To diagnose PAD, a comprehensive medical history of the patient is obtained, followed by a lower extremity physical examination that includes the evaluation of foot deformities, skin condition, and pulses to determine the patient’s risk for PAD. Further tests may be ordered if risk factors are present.

Several non-invasive tests are generally available to assess PAD. A simple ankle-brachial index (ABI) test measures and compares blood pressure at the arm and ankle levels. An abnormal ABI typically indicates underlying PAD and prompts the foot and ankle surgeon to refer the patient to a vascular specialist for additional testing and treatment, if necessary.

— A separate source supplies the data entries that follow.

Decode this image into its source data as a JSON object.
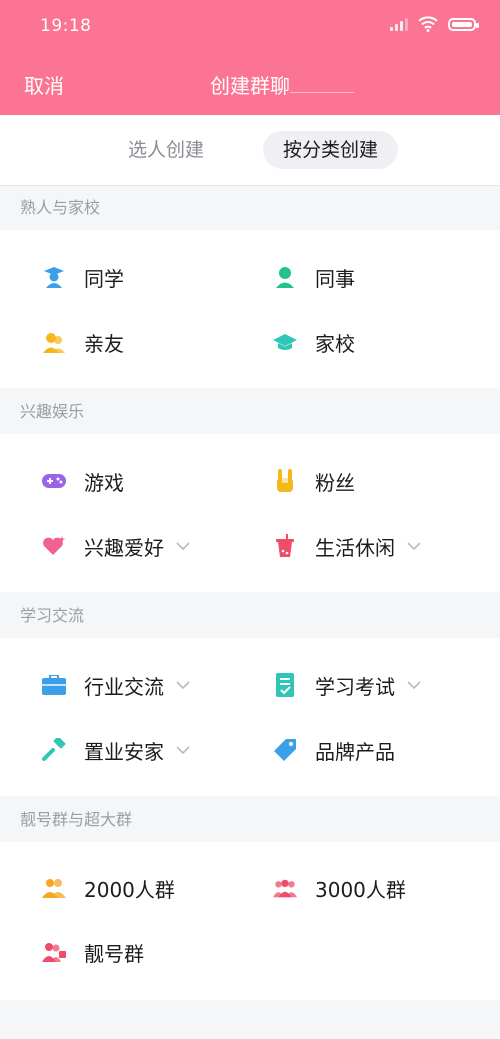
{
  "status_bar": {
    "time": "19:18"
  },
  "header": {
    "cancel_label": "取消",
    "title": "创建群聊"
  },
  "tabs": [
    {
      "label": "选人创建",
      "selected": false
    },
    {
      "label": "按分类创建",
      "selected": true
    }
  ],
  "sections": [
    {
      "title": "熟人与家校",
      "items": [
        {
          "label": "同学",
          "icon": "student-icon",
          "color": "#3ba0e8"
        },
        {
          "label": "同事",
          "icon": "colleague-icon",
          "color": "#22c38b"
        },
        {
          "label": "亲友",
          "icon": "friends-icon",
          "color": "#f5b81c"
        },
        {
          "label": "家校",
          "icon": "school-cap-icon",
          "color": "#2fc6b8"
        }
      ]
    },
    {
      "title": "兴趣娱乐",
      "items": [
        {
          "label": "游戏",
          "icon": "gamepad-icon",
          "color": "#9b63e8"
        },
        {
          "label": "粉丝",
          "icon": "rock-hand-icon",
          "color": "#f5b81c"
        },
        {
          "label": "兴趣爱好",
          "icon": "heart-icon",
          "color": "#f06292",
          "has_dropdown": true
        },
        {
          "label": "生活休闲",
          "icon": "drink-cup-icon",
          "color": "#ef4c6a",
          "has_dropdown": true
        }
      ]
    },
    {
      "title": "学习交流",
      "items": [
        {
          "label": "行业交流",
          "icon": "briefcase-icon",
          "color": "#3ba0e8",
          "has_dropdown": true
        },
        {
          "label": "学习考试",
          "icon": "exam-paper-icon",
          "color": "#2fc6b8",
          "has_dropdown": true
        },
        {
          "label": "置业安家",
          "icon": "paint-roller-icon",
          "color": "#2fc6b8",
          "has_dropdown": true
        },
        {
          "label": "品牌产品",
          "icon": "price-tag-icon",
          "color": "#3ba0e8"
        }
      ]
    },
    {
      "title": "靓号群与超大群",
      "items": [
        {
          "label": "2000人群",
          "icon": "group-2000-icon",
          "color": "#f5a623"
        },
        {
          "label": "3000人群",
          "icon": "group-3000-icon",
          "color": "#ef4c6a"
        },
        {
          "label": "靓号群",
          "icon": "vip-group-icon",
          "color": "#ef4c6a"
        }
      ]
    }
  ]
}
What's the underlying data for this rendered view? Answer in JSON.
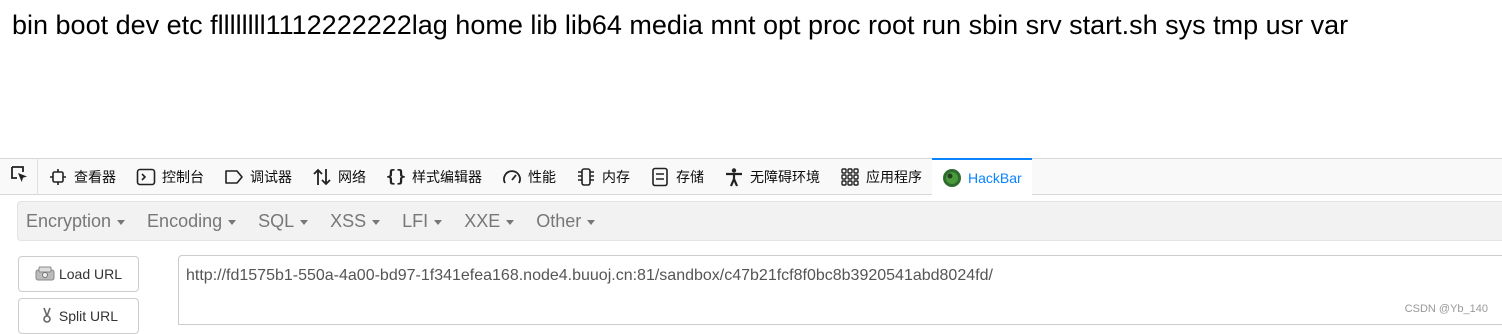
{
  "page": {
    "output_text": "bin boot dev etc fllllllll1112222222lag home lib lib64 media mnt opt proc root run sbin srv start.sh sys tmp usr var"
  },
  "devtools": {
    "tabs": [
      {
        "label": "查看器",
        "icon": "inspector-icon"
      },
      {
        "label": "控制台",
        "icon": "console-icon"
      },
      {
        "label": "调试器",
        "icon": "debugger-icon"
      },
      {
        "label": "网络",
        "icon": "network-icon"
      },
      {
        "label": "样式编辑器",
        "icon": "style-editor-icon"
      },
      {
        "label": "性能",
        "icon": "performance-icon"
      },
      {
        "label": "内存",
        "icon": "memory-icon"
      },
      {
        "label": "存储",
        "icon": "storage-icon"
      },
      {
        "label": "无障碍环境",
        "icon": "accessibility-icon"
      },
      {
        "label": "应用程序",
        "icon": "application-icon"
      },
      {
        "label": "HackBar",
        "icon": "hackbar-icon"
      }
    ],
    "active_tab": "HackBar",
    "accent_color": "#0a84ff"
  },
  "hackbar": {
    "menu": [
      "Encryption",
      "Encoding",
      "SQL",
      "XSS",
      "LFI",
      "XXE",
      "Other"
    ],
    "load_url_label": "Load URL",
    "split_url_label": "Split URL",
    "url_value": "http://fd1575b1-550a-4a00-bd97-1f341efea168.node4.buuoj.cn:81/sandbox/c47b21fcf8f0bc8b3920541abd8024fd/"
  },
  "watermark": "CSDN @Yb_140"
}
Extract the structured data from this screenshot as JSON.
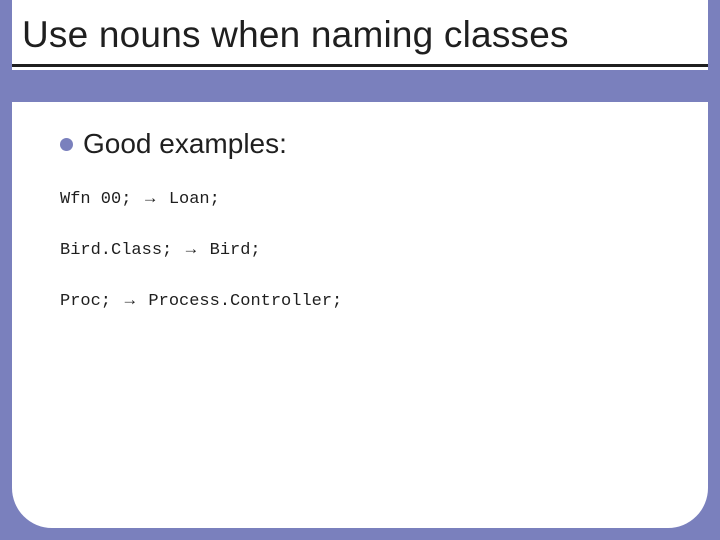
{
  "slide": {
    "title": "Use nouns when naming classes",
    "bullet": "Good examples:",
    "examples": [
      {
        "from": "Wfn 00;",
        "to": "Loan;"
      },
      {
        "from": "Bird.Class;",
        "to": "Bird;"
      },
      {
        "from": "Proc;",
        "to": "Process.Controller;"
      }
    ],
    "arrow": "→"
  }
}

There are several treatments available for PAD. The first approach involves lifestyle changes, such as smoking cessation, eating a heart-healthy diet, and regular exercise. Medication is also another approach that can be used to improve blood flow, prevent blood clots, or control blood pressure, cholesterol, and blood sugar levels. In some cases, small incision (endovascular) procedures or open (bypass) surgery of the leg may be required to improve blood flow.

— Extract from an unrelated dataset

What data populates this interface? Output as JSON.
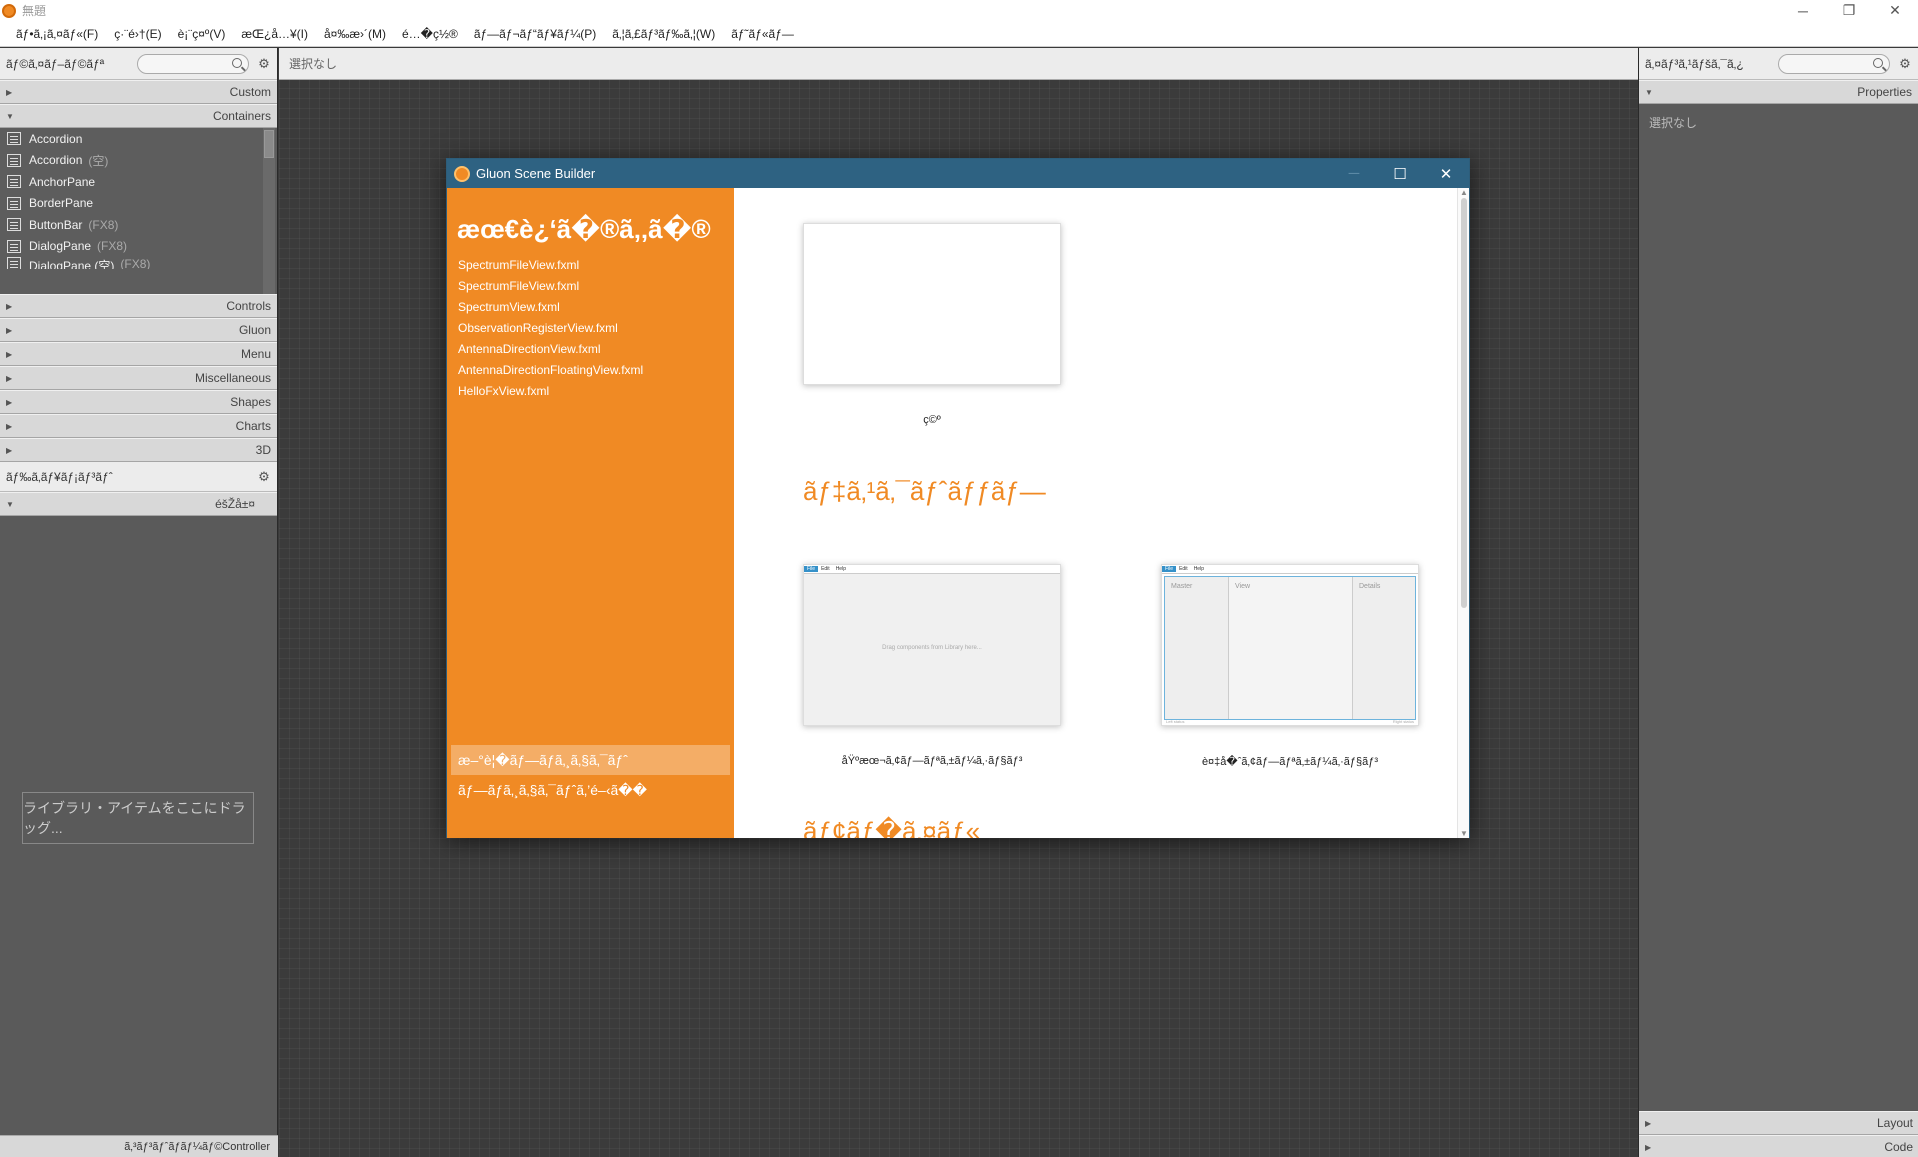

It is important to note that foot problems such as hammertoes, bunions, or dermatologic conditions such as ingrown, thickened fungal nails become more severe when PAD is present. Since people with PAD do not have normal blood flow in their legs and feet, seemingly small problems such as cuts, blisters, or sores, can result in serious complications. Therefore, routine foot exams and seeking immediate help when changes are noticed can prevent the small issues from worsening.

In conclusion, a proper diagnosis and treatment for PAD are essential in preventing conditions such as heart attack or stroke, as well as improving mobility and reducing complications. Speak to a foot and ankle surgeon, like Dr. Gilbert Huang DPM, to learn more about the best diagnostic and treatment options available.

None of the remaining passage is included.